Just tried yours. throws the same error.
tensorflow-1.11.0-cp36-cp36m-linux_x86_64.whl is not a supported wheel on this platform
just retried on my 918+
Copy wheel into HA docker container, then ;
root@homeassistant:/storagemotion/tensorflow/builds#
pip install tensorflow-1.11.0-cp36-cp36m-linux_x86_64.whl
Processing ./tensorflow-1.11.0-cp36-cp36m-linux_x86_64.whl
It then downloaded the dependancies and completed successfully;
Successfully installed setuptools-39.1.0 tensorboard-1.11.0 tensorflow-1.11.0
I’m using a older version of HA though, this may be the issue as you mentioned?
root@homeassistant:/storagemotion/tensorflow/builds# python --version
Python 3.6.8
Home Assistant
0.87.0
I am on 0.91
# python --version
Python 3.7.3
#
Is there anyone that can upload their compiled version without the avx instruction set?

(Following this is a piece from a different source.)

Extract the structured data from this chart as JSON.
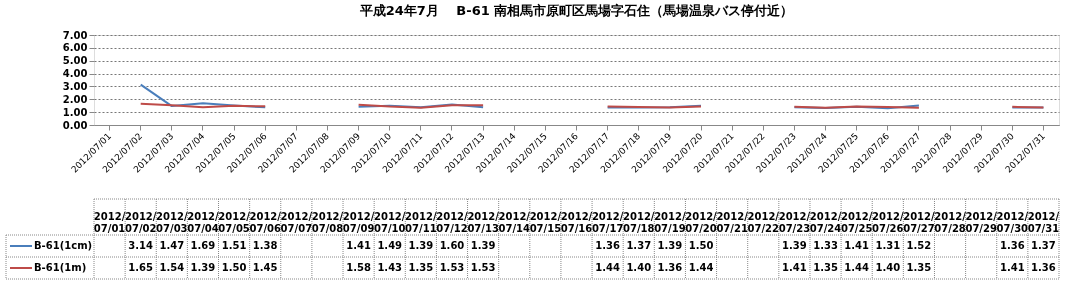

I’m trying the compile on my HP Gen8 server, but it keeps failing for various reasons, related to configuration version mismatches, etc.
If you still need a non-AVX version, here’s a link to one I compiled without AVX. It’s targetting Westmere CPUs (x5670 and the like), which I think is 1 generation older than your Gen8 runs, so you should be good.
Hi all… You all might want to check out Frigate, it’s a new dockerized tensorflow component that analyzes streams directly reports results over MQTT. It’s purpose built for running on a separate machine from your main HA instance in a docker, so it gives you a lot of options. It also utilizes Google Coral, so for $75 you can take a ton of load off your CPU.
Thanks - still out of luck though - get “tensorflow-1.13.1-cp36-cp36m-linux_x86_64.whl is not a supported wheel on this platform” when trying to install.
It looks like the latest version of HA has moved to Python 3.7 - which might be the reason.